A wiadomo, ile można zarobić na biletach.
Ale z tego też nic nie wyszło.
Co prawda, parę razy posłał go na lekcje skrzypiec do polskiej nauczycielki. Tylko czy Salek na pewno na nie docierał? Bo za każdym razem, kiedy przychodzili goście i Nathan prosił go, żeby dał „mały koncert”, Salek się wykręcał. Aż po pół roku Nathan przestał prosić i kazał „w tej chwili przynieść skrzypce”.
Po występie milczał.
Dopiero kiedy goście wyszli, powiedział, kręcąc głową na ledwo widocznej szyi:
– Goddammit!
Nikt nie zrozumiał, więc dodał:
– Pieniądze wyrzucone w błoto.
Tego wieczora pierwszy raz zamiast chwycić za pas, chwycił za smyczek. Przynajmniej na coś się przyda! I rzeczywiście tak było. Nie musiał wcale mocno uderzać, a Salek wydawał odgłosy podobne do tych, które jeszcze przed chwilą, w czasie „małego koncertu”, sam wydobywał ze swoich skrzypiec.

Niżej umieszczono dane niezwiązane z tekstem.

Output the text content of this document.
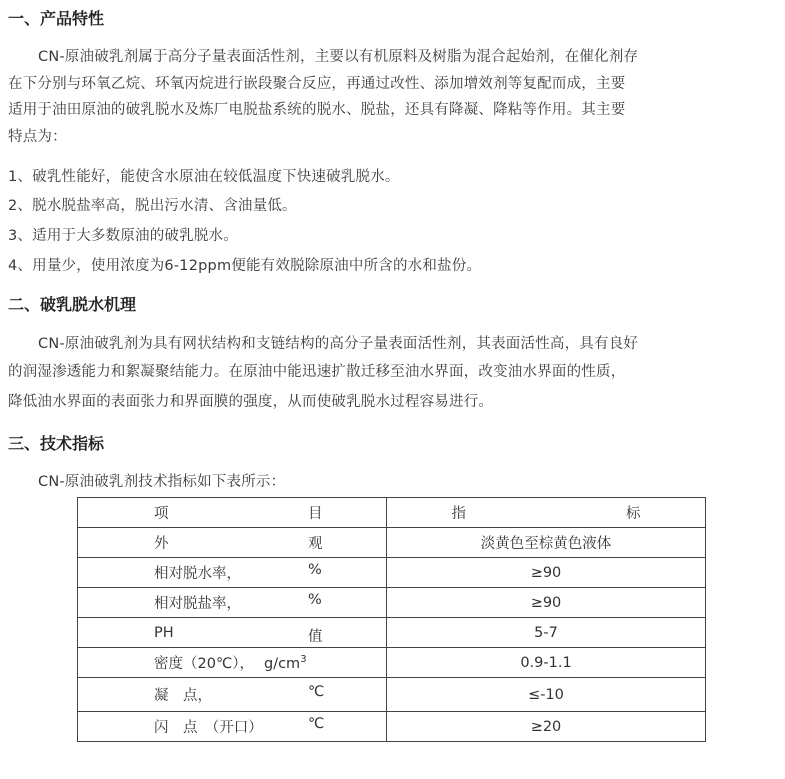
一、产品特性
CN-原油破乳剂属于高分子量表面活性剂，主要以有机原料及树脂为混合起始剂，在催化剂存
在下分别与环氧乙烷、环氧丙烷进行嵌段聚合反应，再通过改性、添加增效剂等复配而成，主要
适用于油田原油的破乳脱水及炼厂电脱盐系统的脱水、脱盐，还具有降凝、降粘等作用。其主要
特点为：
1、破乳性能好，能使含水原油在较低温度下快速破乳脱水。
2、脱水脱盐率高，脱出污水清、含油量低。
3、适用于大多数原油的破乳脱水。
4、用量少，使用浓度为6-12ppm便能有效脱除原油中所含的水和盐份。
二、破乳脱水机理
CN-原油破乳剂为具有网状结构和支链结构的高分子量表面活性剂，其表面活性高，具有良好
的润湿渗透能力和絮凝聚结能力。在原油中能迅速扩散迁移至油水界面，改变油水界面的性质，
降低油水界面的表面张力和界面膜的强度，从而使破乳脱水过程容易进行。
三、技术指标
CN-原油破乳剂技术指标如下表所示：
项 目	指 标
外 观	淡黄色至棕黄色液体
相对脱水率， %	≥90
相对脱盐率， %	≥90
PH 值	5-7
密度（20℃）， $g/cm^3$	0.9-1.1
凝　点， ℃	≤-10
闪　点　（开口） ℃	≥20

W pracy, za kasą w żydowskiej rzeźni, Nathan też czekał na interes życia. Dlatego zdarzało mu się w ferworze myśli, planów i drobiazgowo wyliczonych przyszłych zysków źle wydać klientom resztę.

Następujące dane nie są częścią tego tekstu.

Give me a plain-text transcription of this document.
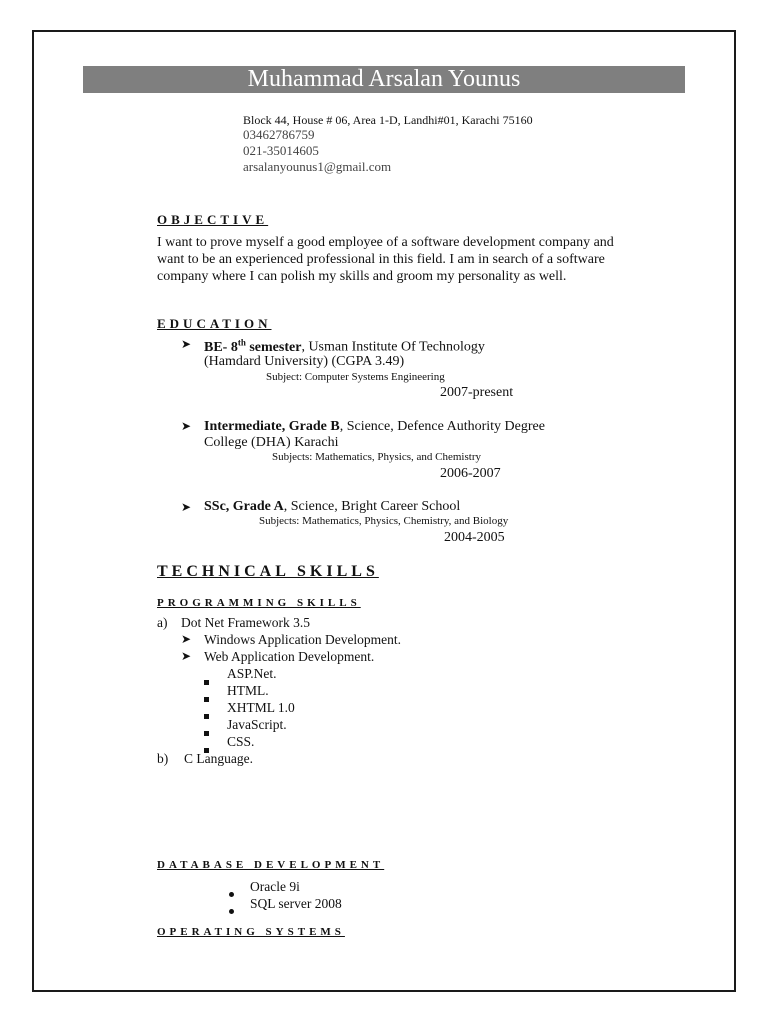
Muhammad Arsalan Younus
Block 44, House # 06, Area 1-D, Landhi#01, Karachi 75160
03462786759
021-35014605
arsalanyounus1@gmail.com
OBJECTIVE
I want to prove myself a good employee of a software development company and want to be an experienced professional in this field. I am in search of a software company where I can polish my skills and groom my personality as well.
EDUCATION
➤ BE- 8th semester, Usman Institute Of Technology
(Hamdard University) (CGPA 3.49)
Subject: Computer Systems Engineering
2007-present
➤ Intermediate, Grade B, Science, Defence Authority Degree
College (DHA) Karachi
Subjects: Mathematics, Physics, and Chemistry
2006-2007
➤ SSc, Grade A, Science, Bright Career School
Subjects: Mathematics, Physics, Chemistry, and Biology
2004-2005
TECHNICAL SKILLS
PROGRAMMING SKILLS
a) Dot Net Framework 3.5
➤ Windows Application Development.
➤ Web Application Development.
ASP.Net.
HTML.
XHTML 1.0
JavaScript.
CSS.
b) C Language.
DATABASE DEVELOPMENT
Oracle 9i
SQL server 2008
OPERATING SYSTEMS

– Shit – mówił, jeśli pod koniec dnia brakowało pieniędzy w kasie.
Ale zdarzało się też, że pieniędzy było za dużo. Wtedy nic nie mówił, tylko dyskretnie chował różnicę do kieszeni spodni.
Mam dzieci – myślał.
Kiedy przychodził wreszcie ten odpowiedni moment, miał ochotę biec z pracy do domu. Po drodze robił zakupy. W domu nie siadał ani na chwilę. Pomagał Rywce przygotowywać jedzenie. W czasie kolacji wypytywał dzieci, co słychać w szkole. Inna sprawa, że nie miał cierpliwości słuchać. Ale przynajmniej zapytał – myślała Rywka. Potem prosił ją, żeby usiadła sobie i odpoczęła. Sam zbierał talerze, podwijał rękawy koszuli i zmywał naczynia w miednicy.
Dopiero kiedy skończył, a dzieci już spały, wyjmował z metalowej nogi łóżka zwinięte w rulonik dolary.

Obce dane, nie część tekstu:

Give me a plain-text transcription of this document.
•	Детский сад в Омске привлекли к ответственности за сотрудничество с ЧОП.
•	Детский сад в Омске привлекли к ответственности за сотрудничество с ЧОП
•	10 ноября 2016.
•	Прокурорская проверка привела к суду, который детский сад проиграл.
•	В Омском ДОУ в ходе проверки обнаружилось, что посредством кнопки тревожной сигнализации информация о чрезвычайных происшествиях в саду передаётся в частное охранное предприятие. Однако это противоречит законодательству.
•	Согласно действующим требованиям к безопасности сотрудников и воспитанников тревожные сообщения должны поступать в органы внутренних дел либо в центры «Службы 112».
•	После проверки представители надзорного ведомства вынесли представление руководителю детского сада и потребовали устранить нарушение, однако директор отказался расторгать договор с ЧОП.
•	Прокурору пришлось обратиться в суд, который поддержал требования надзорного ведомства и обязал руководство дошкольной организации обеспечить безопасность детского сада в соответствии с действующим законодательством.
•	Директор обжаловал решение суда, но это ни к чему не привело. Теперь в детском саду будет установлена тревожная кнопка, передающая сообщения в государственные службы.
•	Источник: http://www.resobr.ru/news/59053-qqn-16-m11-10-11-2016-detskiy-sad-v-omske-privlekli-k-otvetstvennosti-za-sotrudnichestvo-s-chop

– Mam przeczucie, że tym razem się uda. Że to będzie to.
Rywka nic nie mówiła. Ale Nathan wiedział, co myśli:
Dlaczego przy ostatnim interesie nie przyszło ci do głowy obejrzeć porządnie przynajmniej jednej świecy?
Nie chciał tracić czasu, bał się, że ubiegną go inni kupcy, że ktoś zaproponuje wyższą cenę. Ale najbardziej bał się, że sprzedawca, który przyjechał tu aż z Kołomyi, zorientuje się, ile kosztują świece w Tarnowie, i zda sobie sprawę, że sprzedaje swoje za bezcen. Nathan musiał działać szybko. Taka okazja na pewno się już nie powtórzy. Cztery razy tańsze świece niż ze słynnej żydowskiej fabryki Pszczółka, która zaopatrywała wszystkie kościoły w Tarnowie! A może nawet i w Krakowie. Tak słyszał, ale nie wiedział, czy to prawda, czy reklama. Zresztą słyszał też, że właściciel, pan Szpilman, daje po cichu pieniądze socjalistom. Ale to z kolei mogła być antyreklama rozpowiadana przez konkurentów Pszczółki.
Nathan w momencie płacenia poczuł się nawet przez chwilę jak oszust. Może powinien coś jeszcze dorzucić temu nieszczęsnemu sprzedawcy z Kołomyi albo przynajmniej zaprosić go na obiad? Ale zaraz to uczucie ustąpiło miejsca żalowi, że sprzedawca nie ma więcej towaru na sprzedaż. Więc może jednak nie warto.
Tak Nathan odpowiadał w myślach na pytanie, którego nie zadała mu Rywka.
Siedzieli naprzeciwko siebie przy lekko chyboczącym się kuchennym stole, podłoga była nierówna, a drewienko musiało znowu wypaść spod stołowej nogi. Nathan jak zwykle próbował butem wsunąć je z powrotem. Nie udało się, więc się pochylił, znalazł szczapkę i włożył na miejsce. Jutro rano, jak zrobi się jasno, wreszcie oczyści ją i przyklei – postanowił.
Oboje wiedzieli, że żadne z jego tłumaczeń jej nie przekona, i pewnie dlatego rozmawiali ze sobą bez słów. A może po prostu nie chcieli obudzić dzieci? Tylko patrzyli na siebie, ale Nathanowi i tak przez moment wydawało się, że w jasnych oczach Rywki zamiast jednej świeczki, która paliła się na stole, widzi tysiąc, które kupił bez knotów.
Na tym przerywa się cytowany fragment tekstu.